Jabba, why haven't you tried my suggestion of changing the input probabilities in your Bayesian formula?

Are you worried about what the results might be?
 
- My basic effort here is to evaluate the scientific hypothesis that -- at most -- we each have but one short life to live

So what is this 'scientific' hypothesis supposed to explain, and how is it falsifiable?
 
Wow, that link is amazing! I had never head about immortal cell lines before, that's pretty strange and cool. I love it when people post links like that.

The irony is they're immortal because they're cancer cells. I don't want to achieve immortality as a tumour.
 
Wow, that link is amazing! I had never head about immortal cell lines before, that's pretty strange and cool. I love it when people post links like that.
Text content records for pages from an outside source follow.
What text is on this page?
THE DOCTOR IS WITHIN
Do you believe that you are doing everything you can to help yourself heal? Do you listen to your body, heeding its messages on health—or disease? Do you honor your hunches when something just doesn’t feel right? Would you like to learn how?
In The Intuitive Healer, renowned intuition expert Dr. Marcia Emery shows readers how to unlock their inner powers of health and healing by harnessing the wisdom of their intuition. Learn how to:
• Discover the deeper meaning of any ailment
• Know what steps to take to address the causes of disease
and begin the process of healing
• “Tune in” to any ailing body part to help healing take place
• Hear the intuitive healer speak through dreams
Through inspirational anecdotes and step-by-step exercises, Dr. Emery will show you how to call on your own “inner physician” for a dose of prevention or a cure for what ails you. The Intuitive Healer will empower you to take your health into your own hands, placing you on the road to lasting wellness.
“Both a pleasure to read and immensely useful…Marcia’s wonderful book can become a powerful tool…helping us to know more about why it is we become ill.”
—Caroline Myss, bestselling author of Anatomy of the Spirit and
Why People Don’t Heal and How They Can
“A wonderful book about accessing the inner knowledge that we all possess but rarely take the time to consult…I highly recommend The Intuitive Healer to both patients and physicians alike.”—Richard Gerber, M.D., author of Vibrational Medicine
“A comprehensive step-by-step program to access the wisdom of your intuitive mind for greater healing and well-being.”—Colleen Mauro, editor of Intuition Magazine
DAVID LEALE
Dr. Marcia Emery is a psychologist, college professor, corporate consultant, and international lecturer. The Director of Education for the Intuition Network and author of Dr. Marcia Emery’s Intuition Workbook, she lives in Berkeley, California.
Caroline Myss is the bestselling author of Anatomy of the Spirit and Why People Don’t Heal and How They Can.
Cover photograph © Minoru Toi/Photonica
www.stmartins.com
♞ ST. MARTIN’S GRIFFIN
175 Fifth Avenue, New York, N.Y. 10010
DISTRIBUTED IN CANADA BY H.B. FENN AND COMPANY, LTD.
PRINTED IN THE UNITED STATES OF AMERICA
You're welcome. I just figured that since the OP wasn't really talking about immortal things, someone had to. :D
 
So what is this 'scientific' hypothesis supposed to explain, and how is it falsifiable?
dlorde,
- Just to be sure we're talking about the same thing, what I'm calling the "scientific" model, or hypothesis, is that we selves/souls/individual awarenesses have -- at most -- just one short life to live in all of eternity (if there be such a thing as "eternity").
- This is more of an evidentiary description than it is an explanation.
- It describes what appears to be the human "lot." Scientifically, anything more seems to be wishful thinking.
- But, I'm claiming that it's "falsifiable" via Bayesian statistics. If the numbers I've inserted into the formula are correct, this "scientific" model is essentially impossible.
- But, that's where the real issues lie -- are my numbers correct?
--- Jabba
 
I don't think it's good usage of the word Scientific to apply it to a position on whether or not undetectable entities (i.e. souls, or what ever you want to call them) are, or are not, spatially or temporally bounded. Surely the "Scientific" view would be to say that the question is unscientific and move on to something more productive?